= NBA ShootOut =

Series of basketball video games

NBA ShootOut (Total NBA in Europe) is a series of basketball video games based on the NBA and released for the PlayStation and PlayStation 2. It was one of Sony's first-party sports franchises for the PlayStation, along with NHL FaceOff, NFL GameDay, NCAA GameBreaker and ESPN Extreme Games. The first two entries, released in 1996 and 1997, were developed by Sony Computer Entertainment's British in-house development team. Later entries were developed by 989 Sports, including NBA ShootOut 2000, the only game in the series to be released for Microsoft Windows.

In the games, players can choose an existing NBA franchise and play exhibition or regular season games, as well as create their own players to include in regular season team rosters. Charles Barkley, Shaquille O'Neal and Michael Jordan were represented in the game with other names (Forward, Center and Guard respectively).

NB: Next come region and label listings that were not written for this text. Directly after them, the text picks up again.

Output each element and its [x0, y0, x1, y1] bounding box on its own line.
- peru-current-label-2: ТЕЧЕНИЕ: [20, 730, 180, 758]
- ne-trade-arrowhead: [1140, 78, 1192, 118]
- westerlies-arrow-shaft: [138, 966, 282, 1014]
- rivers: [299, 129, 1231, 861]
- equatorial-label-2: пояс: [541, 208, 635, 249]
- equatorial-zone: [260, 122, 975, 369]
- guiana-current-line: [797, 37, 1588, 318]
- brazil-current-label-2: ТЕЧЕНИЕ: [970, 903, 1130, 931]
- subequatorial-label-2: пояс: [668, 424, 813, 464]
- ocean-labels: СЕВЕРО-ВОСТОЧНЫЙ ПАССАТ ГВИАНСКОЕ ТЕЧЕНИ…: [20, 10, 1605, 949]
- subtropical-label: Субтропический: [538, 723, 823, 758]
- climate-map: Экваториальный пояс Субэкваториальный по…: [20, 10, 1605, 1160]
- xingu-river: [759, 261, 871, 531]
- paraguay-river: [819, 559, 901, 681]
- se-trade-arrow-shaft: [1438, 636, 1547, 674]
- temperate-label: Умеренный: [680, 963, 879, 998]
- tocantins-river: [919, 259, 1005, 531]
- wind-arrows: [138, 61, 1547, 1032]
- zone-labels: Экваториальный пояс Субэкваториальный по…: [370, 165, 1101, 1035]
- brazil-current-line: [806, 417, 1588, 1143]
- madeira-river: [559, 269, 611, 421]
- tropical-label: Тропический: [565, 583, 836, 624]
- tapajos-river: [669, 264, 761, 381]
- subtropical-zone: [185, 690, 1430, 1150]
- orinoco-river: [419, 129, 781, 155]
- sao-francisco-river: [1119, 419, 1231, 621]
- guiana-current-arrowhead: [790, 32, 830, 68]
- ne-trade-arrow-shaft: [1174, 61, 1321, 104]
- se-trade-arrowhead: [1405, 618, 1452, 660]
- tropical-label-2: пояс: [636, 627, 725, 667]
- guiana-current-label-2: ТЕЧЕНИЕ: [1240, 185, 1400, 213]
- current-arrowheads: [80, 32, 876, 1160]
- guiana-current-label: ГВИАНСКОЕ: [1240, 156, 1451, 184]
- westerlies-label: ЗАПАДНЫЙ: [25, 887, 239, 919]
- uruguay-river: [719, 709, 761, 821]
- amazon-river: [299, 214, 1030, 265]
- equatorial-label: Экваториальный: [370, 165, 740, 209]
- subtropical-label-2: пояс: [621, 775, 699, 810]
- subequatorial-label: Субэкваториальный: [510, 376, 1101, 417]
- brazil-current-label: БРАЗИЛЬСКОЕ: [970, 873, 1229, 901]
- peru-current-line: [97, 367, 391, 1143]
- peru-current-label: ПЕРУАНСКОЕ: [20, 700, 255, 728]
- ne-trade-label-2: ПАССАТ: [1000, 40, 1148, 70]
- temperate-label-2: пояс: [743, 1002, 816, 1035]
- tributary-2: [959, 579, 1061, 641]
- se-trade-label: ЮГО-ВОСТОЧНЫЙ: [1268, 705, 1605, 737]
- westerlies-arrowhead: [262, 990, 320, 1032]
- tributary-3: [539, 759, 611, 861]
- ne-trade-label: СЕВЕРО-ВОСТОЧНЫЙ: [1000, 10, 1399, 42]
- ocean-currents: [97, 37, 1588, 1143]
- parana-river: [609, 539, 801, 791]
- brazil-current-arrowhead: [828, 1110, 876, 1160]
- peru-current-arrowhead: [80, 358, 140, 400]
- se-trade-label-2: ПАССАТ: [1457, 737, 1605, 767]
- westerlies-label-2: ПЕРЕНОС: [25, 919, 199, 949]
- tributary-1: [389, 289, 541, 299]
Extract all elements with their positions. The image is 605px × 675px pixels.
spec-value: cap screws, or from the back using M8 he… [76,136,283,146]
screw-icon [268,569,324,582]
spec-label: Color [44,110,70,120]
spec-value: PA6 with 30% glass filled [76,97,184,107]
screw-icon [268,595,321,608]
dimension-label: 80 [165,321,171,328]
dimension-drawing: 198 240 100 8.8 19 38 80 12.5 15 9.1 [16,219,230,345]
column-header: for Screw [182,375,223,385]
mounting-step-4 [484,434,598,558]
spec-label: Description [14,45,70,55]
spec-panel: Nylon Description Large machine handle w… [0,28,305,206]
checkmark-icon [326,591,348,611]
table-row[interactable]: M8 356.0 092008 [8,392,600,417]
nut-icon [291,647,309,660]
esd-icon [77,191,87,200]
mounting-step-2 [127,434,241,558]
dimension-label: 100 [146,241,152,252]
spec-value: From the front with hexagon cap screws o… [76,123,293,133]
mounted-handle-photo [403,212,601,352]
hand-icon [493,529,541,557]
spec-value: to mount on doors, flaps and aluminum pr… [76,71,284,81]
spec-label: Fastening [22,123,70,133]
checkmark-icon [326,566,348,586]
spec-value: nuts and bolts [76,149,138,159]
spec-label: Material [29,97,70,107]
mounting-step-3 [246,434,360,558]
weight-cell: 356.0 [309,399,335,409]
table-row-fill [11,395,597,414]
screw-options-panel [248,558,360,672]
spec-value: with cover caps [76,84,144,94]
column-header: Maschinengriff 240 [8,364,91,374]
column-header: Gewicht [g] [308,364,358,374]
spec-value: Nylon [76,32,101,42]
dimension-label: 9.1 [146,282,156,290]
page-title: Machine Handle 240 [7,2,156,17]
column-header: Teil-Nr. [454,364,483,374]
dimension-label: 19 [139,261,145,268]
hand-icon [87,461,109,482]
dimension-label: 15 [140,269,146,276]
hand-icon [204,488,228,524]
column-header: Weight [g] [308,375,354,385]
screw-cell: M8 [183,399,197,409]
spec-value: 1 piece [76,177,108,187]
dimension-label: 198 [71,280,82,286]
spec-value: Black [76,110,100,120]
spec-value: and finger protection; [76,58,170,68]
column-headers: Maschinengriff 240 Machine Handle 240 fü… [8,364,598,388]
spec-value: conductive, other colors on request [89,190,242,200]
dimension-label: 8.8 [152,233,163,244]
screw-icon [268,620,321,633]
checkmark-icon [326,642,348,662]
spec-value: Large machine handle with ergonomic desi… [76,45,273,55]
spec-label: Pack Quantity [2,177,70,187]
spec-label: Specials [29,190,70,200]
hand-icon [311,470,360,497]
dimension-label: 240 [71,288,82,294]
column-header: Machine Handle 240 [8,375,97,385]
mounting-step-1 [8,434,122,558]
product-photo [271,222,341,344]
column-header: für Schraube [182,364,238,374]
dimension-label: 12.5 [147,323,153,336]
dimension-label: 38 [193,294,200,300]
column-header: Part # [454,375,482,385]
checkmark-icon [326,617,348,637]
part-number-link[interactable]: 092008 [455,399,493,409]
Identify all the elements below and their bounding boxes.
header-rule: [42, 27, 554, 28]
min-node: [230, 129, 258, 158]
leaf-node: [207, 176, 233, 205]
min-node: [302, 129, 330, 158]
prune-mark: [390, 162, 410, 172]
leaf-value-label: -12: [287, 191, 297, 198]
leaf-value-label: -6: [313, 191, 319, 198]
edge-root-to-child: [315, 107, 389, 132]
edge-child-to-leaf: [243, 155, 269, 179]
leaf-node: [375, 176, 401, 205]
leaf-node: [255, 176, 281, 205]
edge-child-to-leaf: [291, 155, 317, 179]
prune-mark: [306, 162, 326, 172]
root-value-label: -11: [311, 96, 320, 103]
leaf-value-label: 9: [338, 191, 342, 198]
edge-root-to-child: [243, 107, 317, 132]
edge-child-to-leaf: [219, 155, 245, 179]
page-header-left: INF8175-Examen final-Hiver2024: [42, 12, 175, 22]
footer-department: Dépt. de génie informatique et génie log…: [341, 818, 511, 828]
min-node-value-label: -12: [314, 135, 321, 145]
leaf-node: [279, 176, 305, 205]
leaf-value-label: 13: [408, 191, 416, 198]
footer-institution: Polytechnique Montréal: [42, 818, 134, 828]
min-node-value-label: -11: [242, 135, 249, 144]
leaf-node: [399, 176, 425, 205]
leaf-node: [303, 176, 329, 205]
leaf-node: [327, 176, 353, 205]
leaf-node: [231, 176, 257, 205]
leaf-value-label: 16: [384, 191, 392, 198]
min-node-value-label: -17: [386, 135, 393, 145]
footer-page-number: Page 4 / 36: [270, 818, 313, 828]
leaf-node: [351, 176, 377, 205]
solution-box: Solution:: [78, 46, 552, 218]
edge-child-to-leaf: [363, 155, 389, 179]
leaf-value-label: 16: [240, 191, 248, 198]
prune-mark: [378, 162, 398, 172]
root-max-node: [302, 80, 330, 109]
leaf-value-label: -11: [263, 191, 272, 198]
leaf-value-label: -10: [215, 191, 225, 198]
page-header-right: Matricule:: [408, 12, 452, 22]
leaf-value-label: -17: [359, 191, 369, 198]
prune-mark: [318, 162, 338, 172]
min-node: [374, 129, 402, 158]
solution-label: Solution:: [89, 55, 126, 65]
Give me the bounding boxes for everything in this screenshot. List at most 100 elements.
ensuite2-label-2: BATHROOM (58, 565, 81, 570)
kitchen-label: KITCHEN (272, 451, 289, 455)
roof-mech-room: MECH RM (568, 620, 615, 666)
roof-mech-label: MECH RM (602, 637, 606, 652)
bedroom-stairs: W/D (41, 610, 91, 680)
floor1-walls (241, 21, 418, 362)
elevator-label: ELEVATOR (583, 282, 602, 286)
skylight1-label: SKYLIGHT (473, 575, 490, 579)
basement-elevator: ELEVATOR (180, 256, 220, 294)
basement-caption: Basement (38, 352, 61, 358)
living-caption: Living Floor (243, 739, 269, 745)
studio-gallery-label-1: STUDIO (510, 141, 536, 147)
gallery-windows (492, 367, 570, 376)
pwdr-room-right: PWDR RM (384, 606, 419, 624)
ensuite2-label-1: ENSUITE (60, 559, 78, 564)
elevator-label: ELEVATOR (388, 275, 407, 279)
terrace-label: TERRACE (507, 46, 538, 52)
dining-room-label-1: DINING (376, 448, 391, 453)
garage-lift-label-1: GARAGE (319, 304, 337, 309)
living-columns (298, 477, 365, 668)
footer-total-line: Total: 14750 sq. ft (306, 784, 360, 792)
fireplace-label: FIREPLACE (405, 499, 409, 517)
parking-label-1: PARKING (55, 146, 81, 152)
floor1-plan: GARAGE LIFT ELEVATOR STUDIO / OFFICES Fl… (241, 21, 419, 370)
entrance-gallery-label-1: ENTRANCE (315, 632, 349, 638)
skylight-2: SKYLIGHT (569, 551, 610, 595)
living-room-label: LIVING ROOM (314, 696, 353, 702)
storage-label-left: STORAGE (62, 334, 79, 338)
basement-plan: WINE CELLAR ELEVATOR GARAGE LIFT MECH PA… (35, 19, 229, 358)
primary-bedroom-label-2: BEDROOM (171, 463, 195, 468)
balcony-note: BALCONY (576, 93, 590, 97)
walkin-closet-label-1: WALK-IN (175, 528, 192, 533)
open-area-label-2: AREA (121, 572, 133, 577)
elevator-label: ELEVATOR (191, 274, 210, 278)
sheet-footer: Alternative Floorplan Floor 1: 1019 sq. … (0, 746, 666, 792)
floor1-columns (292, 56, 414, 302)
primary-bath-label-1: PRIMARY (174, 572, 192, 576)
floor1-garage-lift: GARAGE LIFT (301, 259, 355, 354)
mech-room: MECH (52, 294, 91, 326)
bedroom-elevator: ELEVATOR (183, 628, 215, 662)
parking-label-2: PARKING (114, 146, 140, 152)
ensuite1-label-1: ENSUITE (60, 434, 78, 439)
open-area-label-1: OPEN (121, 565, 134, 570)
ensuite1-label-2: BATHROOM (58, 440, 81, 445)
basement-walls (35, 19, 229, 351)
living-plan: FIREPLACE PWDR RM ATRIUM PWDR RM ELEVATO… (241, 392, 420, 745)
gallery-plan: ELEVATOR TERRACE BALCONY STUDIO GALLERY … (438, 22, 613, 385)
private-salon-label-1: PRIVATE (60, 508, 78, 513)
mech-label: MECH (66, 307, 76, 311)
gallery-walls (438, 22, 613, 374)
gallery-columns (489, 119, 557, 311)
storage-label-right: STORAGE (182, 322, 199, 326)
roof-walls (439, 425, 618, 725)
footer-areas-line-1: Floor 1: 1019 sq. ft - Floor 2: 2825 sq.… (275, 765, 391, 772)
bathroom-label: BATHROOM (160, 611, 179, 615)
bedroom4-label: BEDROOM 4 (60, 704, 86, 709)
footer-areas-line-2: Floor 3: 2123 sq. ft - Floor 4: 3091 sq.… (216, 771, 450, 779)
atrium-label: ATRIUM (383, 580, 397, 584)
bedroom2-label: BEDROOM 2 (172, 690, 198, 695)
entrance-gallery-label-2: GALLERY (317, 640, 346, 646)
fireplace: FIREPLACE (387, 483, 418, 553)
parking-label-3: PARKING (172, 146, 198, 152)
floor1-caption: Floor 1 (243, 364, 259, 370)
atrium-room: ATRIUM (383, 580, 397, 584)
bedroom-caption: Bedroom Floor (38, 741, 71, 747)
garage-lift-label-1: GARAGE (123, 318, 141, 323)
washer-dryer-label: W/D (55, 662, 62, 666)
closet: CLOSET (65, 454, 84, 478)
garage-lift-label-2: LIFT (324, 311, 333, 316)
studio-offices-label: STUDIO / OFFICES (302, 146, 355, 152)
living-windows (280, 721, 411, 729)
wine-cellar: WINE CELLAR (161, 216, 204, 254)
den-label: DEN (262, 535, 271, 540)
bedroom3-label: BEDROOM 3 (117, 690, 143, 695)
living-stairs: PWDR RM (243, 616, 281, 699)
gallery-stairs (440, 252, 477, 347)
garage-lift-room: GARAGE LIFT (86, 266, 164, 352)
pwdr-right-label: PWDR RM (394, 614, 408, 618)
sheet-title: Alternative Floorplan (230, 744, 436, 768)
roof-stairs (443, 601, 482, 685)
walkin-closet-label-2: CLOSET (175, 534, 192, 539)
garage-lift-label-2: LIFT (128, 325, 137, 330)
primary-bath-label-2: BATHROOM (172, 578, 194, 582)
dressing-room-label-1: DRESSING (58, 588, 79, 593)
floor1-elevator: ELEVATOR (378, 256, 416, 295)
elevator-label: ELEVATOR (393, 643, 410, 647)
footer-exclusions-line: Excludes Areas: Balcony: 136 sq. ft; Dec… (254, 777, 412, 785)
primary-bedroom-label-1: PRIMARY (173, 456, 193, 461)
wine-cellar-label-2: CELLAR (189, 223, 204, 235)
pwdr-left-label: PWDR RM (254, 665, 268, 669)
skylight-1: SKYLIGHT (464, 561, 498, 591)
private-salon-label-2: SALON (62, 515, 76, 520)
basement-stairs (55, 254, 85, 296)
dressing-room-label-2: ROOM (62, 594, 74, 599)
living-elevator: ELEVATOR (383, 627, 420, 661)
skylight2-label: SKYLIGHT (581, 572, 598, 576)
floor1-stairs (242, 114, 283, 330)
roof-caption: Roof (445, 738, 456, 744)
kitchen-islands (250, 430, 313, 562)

NBA ShootOut 99 for the PlayStation was cancelled by 989 Sports due to its level of quality.

==Games==

| Title | Release date | Console(s) | Cover athlete |
| NBA ShootOut | March 10, 1996 | PlayStation | Sam Cassell |
| NBA ShootOut '97 | March 14, 1997 | Eddie Jones Toni Kukoč (Limited Edition) |
| NBA ShootOut 98 | February 28, 1998 | Hakeem Olajuwon |
| NBA ShootOut 2000 | November 30, 1999 | Jason Kidd |
| NBA ShootOut 2001 | October 17, 2000 | PlayStation, PlayStation 2 | Chris Webber |
| NBA ShootOut 2002 | September 1, 2001 | PlayStation | Stephon Marbury |
| NBA ShootOut 2003 | September 24, 2002 | PlayStation, PlayStation 2 | Ray Allen |
| NBA ShootOut 2004 | September 23, 2003 | Tracy McGrady |

==Reception==
The first two games were well received, with the Official UK PlayStation Magazine awarding 9/10 and a Starplayer award to both. They praised the motion capture and the playability.